Question 350906
he is either traveling at 75 mph or 55 mph the whole way.


total time it took for the trip is 1.8 hours.


total distance is 125 miles.


rate * time = distance is the general formula to apply to this type of problem.


let x = the time it takes to travel at 55 miles per hour.


let y = the time it takes to travel at 75 miles per hour.


we get:


55*x + 75*y = 125


55*x is the distance traveled in x hours at 55 miles per hour.


75*y is the distance traveled in y hours at 75 miles per hour.


total distance is 125 miles.


we also get:


x + y = 1.8 since the total time is 1.8 hours.


x is the time it takes to travel at 55 miles per hour.


y is the time it takes to travel at 75 miles per hour.


we solve these 2 equations simultaneously and we get our answer.

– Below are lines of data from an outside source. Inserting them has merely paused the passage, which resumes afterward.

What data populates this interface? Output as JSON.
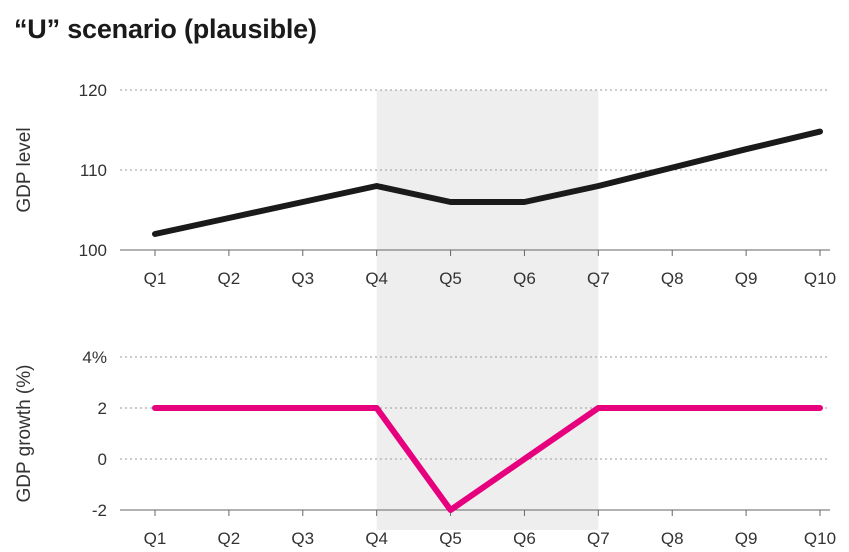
{
  "title": "“U” scenario (plausible)",
  "shaded_region": {
    "from": "Q4",
    "to": "Q7",
    "color": "#eeeeee"
  },
  "chart_data": [
    {
      "type": "line",
      "ylabel": "GDP level",
      "ylim": [
        100,
        120
      ],
      "yticks": [
        100,
        110,
        120
      ],
      "ytick_labels": [
        "100",
        "110",
        "120"
      ],
      "categories": [
        "Q1",
        "Q2",
        "Q3",
        "Q4",
        "Q5",
        "Q6",
        "Q7",
        "Q8",
        "Q9",
        "Q10"
      ],
      "series": [
        {
          "values": [
            102,
            104,
            106,
            108,
            106,
            106,
            108,
            110.3,
            112.6,
            114.8
          ],
          "color": "#1a1a1a"
        }
      ],
      "grid": "dotted horizontal"
    },
    {
      "type": "line",
      "ylabel": "GDP growth (%)",
      "ylim": [
        -2,
        4
      ],
      "yticks": [
        -2,
        0,
        2,
        4
      ],
      "ytick_labels": [
        "-2",
        "0",
        "2",
        "4%"
      ],
      "categories": [
        "Q1",
        "Q2",
        "Q3",
        "Q4",
        "Q5",
        "Q6",
        "Q7",
        "Q8",
        "Q9",
        "Q10"
      ],
      "series": [
        {
          "values": [
            2,
            2,
            2,
            2,
            -2,
            0,
            2,
            2,
            2,
            2
          ],
          "color": "#e6007e"
        }
      ],
      "grid": "dotted horizontal"
    }
  ]
}
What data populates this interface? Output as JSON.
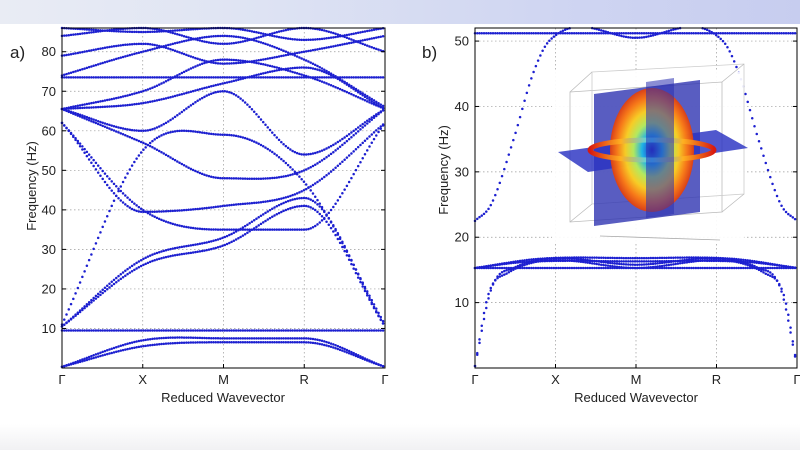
{
  "colors": {
    "points": "#1c1fd0",
    "axis": "#000000",
    "grid": "#9a9a9a"
  },
  "chart_data": [
    {
      "type": "scatter",
      "panel_label": "a)",
      "xlabel": "Reduced Wavevector",
      "ylabel": "Frequency (Hz)",
      "x_ticks": [
        "Γ",
        "X",
        "M",
        "R",
        "Γ"
      ],
      "ylim": [
        0,
        86
      ],
      "y_ticks": [
        10,
        20,
        30,
        40,
        50,
        60,
        70,
        80
      ],
      "grid": true,
      "series": [
        {
          "values": [
            [
              0,
              0.3
            ],
            [
              0.25,
              5.5
            ],
            [
              0.5,
              6.5
            ],
            [
              0.75,
              6.5
            ],
            [
              1.0,
              0.3
            ]
          ]
        },
        {
          "values": [
            [
              0,
              0.3
            ],
            [
              0.25,
              7
            ],
            [
              0.5,
              7.5
            ],
            [
              0.75,
              7.5
            ],
            [
              1.0,
              0.3
            ]
          ]
        },
        {
          "values": [
            [
              0,
              9.5
            ],
            [
              0.25,
              9.5
            ],
            [
              0.5,
              9.5
            ],
            [
              0.75,
              9.5
            ],
            [
              1.0,
              9.5
            ]
          ]
        },
        {
          "values": [
            [
              0,
              10.5
            ],
            [
              0.25,
              26
            ],
            [
              0.5,
              31
            ],
            [
              0.75,
              41
            ],
            [
              1.0,
              10.5
            ]
          ]
        },
        {
          "values": [
            [
              0,
              10.5
            ],
            [
              0.25,
              27.5
            ],
            [
              0.5,
              33
            ],
            [
              0.75,
              43
            ],
            [
              1.0,
              10.5
            ]
          ]
        },
        {
          "values": [
            [
              0,
              11
            ],
            [
              0.25,
              55
            ],
            [
              0.5,
              59
            ],
            [
              0.75,
              47
            ],
            [
              1.0,
              11
            ]
          ]
        },
        {
          "values": [
            [
              0,
              62
            ],
            [
              0.25,
              40
            ],
            [
              0.5,
              35
            ],
            [
              0.75,
              35
            ],
            [
              1.0,
              62
            ]
          ]
        },
        {
          "values": [
            [
              0,
              62
            ],
            [
              0.25,
              39.5
            ],
            [
              0.5,
              41
            ],
            [
              0.75,
              45
            ],
            [
              1.0,
              62
            ]
          ]
        },
        {
          "values": [
            [
              0,
              65.5
            ],
            [
              0.25,
              57
            ],
            [
              0.5,
              48
            ],
            [
              0.75,
              50
            ],
            [
              1.0,
              65.5
            ]
          ]
        },
        {
          "values": [
            [
              0,
              65.5
            ],
            [
              0.25,
              60
            ],
            [
              0.5,
              70
            ],
            [
              0.75,
              54
            ],
            [
              1.0,
              65.5
            ]
          ]
        },
        {
          "values": [
            [
              0,
              65.5
            ],
            [
              0.25,
              67
            ],
            [
              0.5,
              72
            ],
            [
              0.75,
              76
            ],
            [
              1.0,
              65.5
            ]
          ]
        },
        {
          "values": [
            [
              0,
              65.5
            ],
            [
              0.25,
              70
            ],
            [
              0.5,
              78
            ],
            [
              0.75,
              74
            ],
            [
              1.0,
              65.5
            ]
          ]
        },
        {
          "values": [
            [
              0,
              73.5
            ],
            [
              0.25,
              73.5
            ],
            [
              0.5,
              73.5
            ],
            [
              0.75,
              73.5
            ],
            [
              1.0,
              73.5
            ]
          ]
        },
        {
          "values": [
            [
              0,
              74
            ],
            [
              0.25,
              80
            ],
            [
              0.5,
              84
            ],
            [
              0.75,
              78
            ],
            [
              1.0,
              66
            ]
          ]
        },
        {
          "values": [
            [
              0,
              79
            ],
            [
              0.25,
              82
            ],
            [
              0.5,
              77
            ],
            [
              0.75,
              80
            ],
            [
              1.0,
              84
            ]
          ]
        },
        {
          "values": [
            [
              0,
              84
            ],
            [
              0.25,
              86
            ],
            [
              0.5,
              82
            ],
            [
              0.75,
              86
            ],
            [
              1.0,
              80
            ]
          ]
        },
        {
          "values": [
            [
              0,
              86
            ],
            [
              0.25,
              85
            ],
            [
              0.5,
              86
            ],
            [
              0.75,
              83
            ],
            [
              1.0,
              86
            ]
          ]
        }
      ]
    },
    {
      "type": "scatter",
      "panel_label": "b)",
      "xlabel": "Reduced Wavevector",
      "ylabel": "Frequency (Hz)",
      "x_ticks": [
        "Γ",
        "X",
        "M",
        "R",
        "Γ"
      ],
      "ylim": [
        0,
        52
      ],
      "y_ticks": [
        10,
        20,
        30,
        40,
        50
      ],
      "grid": true,
      "inset": "3D mode-shape image (ellipsoid resonator on intersecting planes)",
      "series": [
        {
          "values": [
            [
              0,
              0.3
            ],
            [
              0.04,
              11
            ],
            [
              0.1,
              14.5
            ],
            [
              0.5,
              15.3
            ],
            [
              0.9,
              14.5
            ],
            [
              0.96,
              11
            ],
            [
              1.0,
              0.3
            ]
          ]
        },
        {
          "values": [
            [
              0,
              0.3
            ],
            [
              0.05,
              12
            ],
            [
              0.12,
              15.3
            ],
            [
              0.5,
              15.8
            ],
            [
              0.88,
              15.3
            ],
            [
              0.95,
              12
            ],
            [
              1.0,
              0.3
            ]
          ]
        },
        {
          "values": [
            [
              0,
              15.3
            ],
            [
              0.5,
              15.3
            ],
            [
              1.0,
              15.3
            ]
          ]
        },
        {
          "values": [
            [
              0,
              15.3
            ],
            [
              0.15,
              16.2
            ],
            [
              0.5,
              16.3
            ],
            [
              0.85,
              16.2
            ],
            [
              1.0,
              15.3
            ]
          ]
        },
        {
          "values": [
            [
              0,
              15.3
            ],
            [
              0.2,
              16.7
            ],
            [
              0.5,
              16.8
            ],
            [
              0.8,
              16.7
            ],
            [
              1.0,
              15.3
            ]
          ]
        },
        {
          "values": [
            [
              0,
              22.5
            ],
            [
              0.05,
              25
            ],
            [
              0.12,
              35
            ],
            [
              0.18,
              45
            ],
            [
              0.23,
              50
            ],
            [
              0.5,
              50.5
            ],
            [
              0.77,
              50
            ],
            [
              0.82,
              45
            ],
            [
              0.88,
              35
            ],
            [
              0.95,
              25
            ],
            [
              1.0,
              22.5
            ]
          ]
        },
        {
          "values": [
            [
              0,
              51.2
            ],
            [
              0.5,
              51.2
            ],
            [
              1.0,
              51.2
            ]
          ]
        }
      ]
    }
  ]
}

from x + y = 1.8 we can solve for y to get y = 1.8 - x


we substitute for y in the equation of:


55*x + 75*y = 125 to get:


55*x + 75*(1.8-x) = 125


Simplify to get:


55*x + 75*1.8 - 75*x = 125


combine like terms and simplify further to get:


-20*x + 135 = 125


subtract 135 from both sides to get:


-20*x = -10


divide both sides by -20 to get:


x = 1/2 = .5


this makes y = 1.8 - .5 = 1.3


looks like .5 hours at 55 mph and 1.3 hours at 75 mph.


55 * .5 + 75 * 1.3 = 27.5 + 97.5 = 125 so the numbers look good.